Heading into the 2024 NASCAR Cup Series season, many were unsure how Josh Berry would perform. I know I was one of them. The 33-year-old was a bit long in the tooth for a rookie by modern-day NASCAR Cup Series standards, and he would be heading to a team — Stewart-Haas Racing — which had been a sinking ship over the last few seasons. The latter was the biggest reason to feel worried for him.
Still, he performed admirably in fill-in roles at Hendrick Motorsports when Chase Elliott and Alex Bowman suffered injuries in 2023, and he would have one of the smartest crew chiefs in the game calling the shots for him in Rodney Childers, so there was a chance that Berry could contend out of the box.
But, I don’t think anyone expected the results that Berry has achieved so far this season.
RELATED: Josh Berry Joins Historic Wood Brothers Racing Team for 2025 Cup Campaign
Despite five DNFs over the opening 19 races of the season, Berry finds himself 19th in the championship standings thanks to the driver churning out a pair of third-place finishes to go along with two more top-10s, four more top-15s, and two more top-20s.

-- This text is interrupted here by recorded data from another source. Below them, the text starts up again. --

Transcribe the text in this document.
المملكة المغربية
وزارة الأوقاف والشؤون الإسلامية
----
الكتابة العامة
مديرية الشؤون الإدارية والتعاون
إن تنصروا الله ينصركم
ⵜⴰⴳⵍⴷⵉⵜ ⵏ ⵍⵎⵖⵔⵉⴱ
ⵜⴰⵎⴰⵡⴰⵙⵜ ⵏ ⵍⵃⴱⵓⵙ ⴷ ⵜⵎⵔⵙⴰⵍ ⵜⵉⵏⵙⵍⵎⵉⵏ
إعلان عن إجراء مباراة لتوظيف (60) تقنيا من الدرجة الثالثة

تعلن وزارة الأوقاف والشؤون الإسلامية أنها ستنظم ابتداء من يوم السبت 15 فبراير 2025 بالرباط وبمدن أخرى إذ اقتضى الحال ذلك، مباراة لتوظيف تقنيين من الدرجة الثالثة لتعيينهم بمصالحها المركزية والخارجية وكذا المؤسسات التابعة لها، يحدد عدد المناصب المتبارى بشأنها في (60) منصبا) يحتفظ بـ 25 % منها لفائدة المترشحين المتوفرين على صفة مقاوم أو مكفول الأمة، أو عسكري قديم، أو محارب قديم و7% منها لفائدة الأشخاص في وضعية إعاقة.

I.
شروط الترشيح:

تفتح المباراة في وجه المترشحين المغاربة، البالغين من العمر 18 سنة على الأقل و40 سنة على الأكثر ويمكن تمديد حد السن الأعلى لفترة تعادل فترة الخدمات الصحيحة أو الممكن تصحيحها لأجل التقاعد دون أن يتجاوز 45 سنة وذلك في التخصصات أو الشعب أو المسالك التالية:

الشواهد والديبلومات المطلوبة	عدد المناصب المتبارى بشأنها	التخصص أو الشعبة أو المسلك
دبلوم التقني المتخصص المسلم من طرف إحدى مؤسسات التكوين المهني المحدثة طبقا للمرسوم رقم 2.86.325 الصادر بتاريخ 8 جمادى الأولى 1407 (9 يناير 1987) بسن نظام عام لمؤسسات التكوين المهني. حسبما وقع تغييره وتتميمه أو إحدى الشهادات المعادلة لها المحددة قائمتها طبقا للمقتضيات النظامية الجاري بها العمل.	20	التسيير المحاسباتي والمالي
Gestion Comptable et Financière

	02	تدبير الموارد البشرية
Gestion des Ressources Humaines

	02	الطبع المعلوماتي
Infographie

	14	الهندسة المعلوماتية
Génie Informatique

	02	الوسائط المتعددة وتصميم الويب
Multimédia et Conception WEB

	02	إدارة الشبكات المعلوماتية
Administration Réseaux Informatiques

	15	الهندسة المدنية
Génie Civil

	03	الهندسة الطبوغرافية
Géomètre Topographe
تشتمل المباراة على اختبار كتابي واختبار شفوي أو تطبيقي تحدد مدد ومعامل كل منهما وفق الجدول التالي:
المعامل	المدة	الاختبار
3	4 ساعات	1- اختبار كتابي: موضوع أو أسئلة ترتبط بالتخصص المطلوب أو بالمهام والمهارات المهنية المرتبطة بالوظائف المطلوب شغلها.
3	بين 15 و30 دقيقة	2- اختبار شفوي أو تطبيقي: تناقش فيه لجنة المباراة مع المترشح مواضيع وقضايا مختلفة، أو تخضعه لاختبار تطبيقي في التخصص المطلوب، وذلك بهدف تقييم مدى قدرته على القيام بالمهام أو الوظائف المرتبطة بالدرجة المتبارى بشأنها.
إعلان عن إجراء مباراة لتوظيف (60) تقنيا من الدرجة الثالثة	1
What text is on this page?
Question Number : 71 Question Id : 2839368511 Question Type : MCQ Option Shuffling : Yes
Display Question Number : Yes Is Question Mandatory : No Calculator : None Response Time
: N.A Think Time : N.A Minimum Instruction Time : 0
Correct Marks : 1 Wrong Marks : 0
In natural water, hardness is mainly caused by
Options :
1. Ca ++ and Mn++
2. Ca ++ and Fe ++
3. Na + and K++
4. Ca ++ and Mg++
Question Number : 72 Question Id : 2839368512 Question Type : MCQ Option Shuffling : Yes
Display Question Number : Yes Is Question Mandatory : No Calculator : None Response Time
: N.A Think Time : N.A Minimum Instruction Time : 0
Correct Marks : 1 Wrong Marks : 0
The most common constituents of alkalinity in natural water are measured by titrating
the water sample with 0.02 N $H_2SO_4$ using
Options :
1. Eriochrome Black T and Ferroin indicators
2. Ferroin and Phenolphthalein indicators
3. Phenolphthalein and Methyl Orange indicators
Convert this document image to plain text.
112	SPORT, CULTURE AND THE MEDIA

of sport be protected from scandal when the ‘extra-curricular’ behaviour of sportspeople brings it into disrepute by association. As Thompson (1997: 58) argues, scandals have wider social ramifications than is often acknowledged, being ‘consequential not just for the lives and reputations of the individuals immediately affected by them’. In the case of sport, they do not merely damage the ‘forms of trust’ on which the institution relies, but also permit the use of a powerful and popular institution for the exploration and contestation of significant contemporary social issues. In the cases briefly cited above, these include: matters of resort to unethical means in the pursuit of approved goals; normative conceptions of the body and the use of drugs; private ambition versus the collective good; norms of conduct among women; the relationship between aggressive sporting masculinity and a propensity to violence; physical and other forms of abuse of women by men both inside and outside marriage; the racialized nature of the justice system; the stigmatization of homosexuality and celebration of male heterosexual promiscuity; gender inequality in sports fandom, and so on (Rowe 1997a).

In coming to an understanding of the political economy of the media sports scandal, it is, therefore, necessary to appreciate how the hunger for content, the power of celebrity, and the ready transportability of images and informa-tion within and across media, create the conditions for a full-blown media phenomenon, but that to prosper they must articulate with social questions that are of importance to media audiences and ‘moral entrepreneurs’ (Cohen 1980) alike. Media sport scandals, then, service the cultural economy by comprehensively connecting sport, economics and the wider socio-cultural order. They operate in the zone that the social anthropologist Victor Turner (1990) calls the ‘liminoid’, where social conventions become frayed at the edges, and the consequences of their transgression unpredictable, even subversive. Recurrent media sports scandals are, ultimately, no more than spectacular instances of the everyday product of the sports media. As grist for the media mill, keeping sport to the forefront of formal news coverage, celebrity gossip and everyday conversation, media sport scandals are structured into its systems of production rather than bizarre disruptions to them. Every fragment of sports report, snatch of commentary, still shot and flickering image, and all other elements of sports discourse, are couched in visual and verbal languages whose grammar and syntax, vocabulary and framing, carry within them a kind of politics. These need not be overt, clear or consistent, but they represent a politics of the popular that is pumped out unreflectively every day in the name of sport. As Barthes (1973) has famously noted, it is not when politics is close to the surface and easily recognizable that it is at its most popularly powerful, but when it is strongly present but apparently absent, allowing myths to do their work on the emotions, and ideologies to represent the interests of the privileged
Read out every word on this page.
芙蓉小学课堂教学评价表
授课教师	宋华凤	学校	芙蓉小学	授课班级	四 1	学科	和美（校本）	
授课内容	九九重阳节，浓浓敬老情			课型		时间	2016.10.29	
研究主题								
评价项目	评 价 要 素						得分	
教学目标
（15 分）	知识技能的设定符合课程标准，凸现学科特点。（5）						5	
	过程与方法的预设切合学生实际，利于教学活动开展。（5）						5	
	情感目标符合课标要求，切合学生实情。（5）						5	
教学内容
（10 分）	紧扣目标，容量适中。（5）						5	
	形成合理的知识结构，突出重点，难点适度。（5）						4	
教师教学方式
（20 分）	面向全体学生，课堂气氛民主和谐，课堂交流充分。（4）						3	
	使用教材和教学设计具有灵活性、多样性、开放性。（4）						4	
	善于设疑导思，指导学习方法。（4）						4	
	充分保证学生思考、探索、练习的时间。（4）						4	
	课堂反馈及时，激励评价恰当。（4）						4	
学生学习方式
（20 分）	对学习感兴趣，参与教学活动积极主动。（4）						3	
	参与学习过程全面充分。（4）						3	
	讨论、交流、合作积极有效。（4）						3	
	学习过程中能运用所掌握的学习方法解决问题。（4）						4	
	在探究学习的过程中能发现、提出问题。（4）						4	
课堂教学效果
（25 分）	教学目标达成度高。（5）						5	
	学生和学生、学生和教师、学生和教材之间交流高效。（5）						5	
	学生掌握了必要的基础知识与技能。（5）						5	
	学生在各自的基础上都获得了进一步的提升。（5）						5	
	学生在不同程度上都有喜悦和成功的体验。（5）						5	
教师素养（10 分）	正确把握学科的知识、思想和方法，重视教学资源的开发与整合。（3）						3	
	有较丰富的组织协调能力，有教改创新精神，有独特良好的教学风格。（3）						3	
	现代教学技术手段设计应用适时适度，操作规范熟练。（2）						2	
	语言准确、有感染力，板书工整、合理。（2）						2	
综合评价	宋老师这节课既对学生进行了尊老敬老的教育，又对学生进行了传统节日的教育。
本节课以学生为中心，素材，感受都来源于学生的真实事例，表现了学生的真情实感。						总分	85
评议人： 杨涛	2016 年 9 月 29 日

Berry has also found his rhythm in qualifying as well, as he currently sits on a three-race top-10 starting position streak, including a third-place effort at Iowa, and second-place qualifying effort at Nashville.
What the driver has done this season in his rookie campaign solidified his footing in the NASCAR Cup Series. And when Stewart-Haas Racing announced in May that the team would be closing its doors at season’s end, it started to become clearer and clearer over the last couple of months that Berry not only earned his right to remain in the NASCAR Cup Series, he became one of the top free agent choices.
For Wood Brothers Racing, the team that snatched him up, Berry was, “The obvious choice,” team co-owner Jon Wood said at the team’s announcement on Wednesday at the Ford Performance Center. And Berry is exactly that.
Berry brings the legendary race team, which is in desperate need of a shakeup performance-wise, a known commodity. The team, which sits at 99 all-time wins, a mark its been trying to advance from since the 2017 season, gets a driver that seemigly is able to will his race cars to better finishes than people expect him to be able to get. And more importantly, he’s a driver that has shown a penchant for good results in the NASCAR NextGen car, something that Harrison Burton, the current driver of the No. 21 car, can’t say at the moment.
Burton has continually struggled throughout his three-year stint behind the wheel of the No. 21 Wood Brothers Racing Ford. The driver’s average finish has actually worsened with each passing season, and 2024 is shaping up to be his worst season yet with the organization. While Burton showed in the NASCAR Xfinity Series, where he won four races, that he is a talented prospect, a change had to be made.
While I feel the Wood Brothers Racing team did miss out on not locking up Childers to go along with Berry (both had indicated recently that they had a desire to remain together if it made sense), they will now have a true baramoeter of how their NASCAR Cup Series program is running beginning with the 2025 season. And for Berry, the long journey of grinding it out at the local level in hopes of finding an opportunity in the NASCAR National Series ranks has been completely realized to the point that he was one of the top free agent drivers in the pool heading into the 2025 season.
It’s a hell of a story, and Berry’s performances when the chips were on the table have afforded him the opportunity to turn racing at the NASCAR Cup Series level from a longshot dream to now being his actual full-fledged career.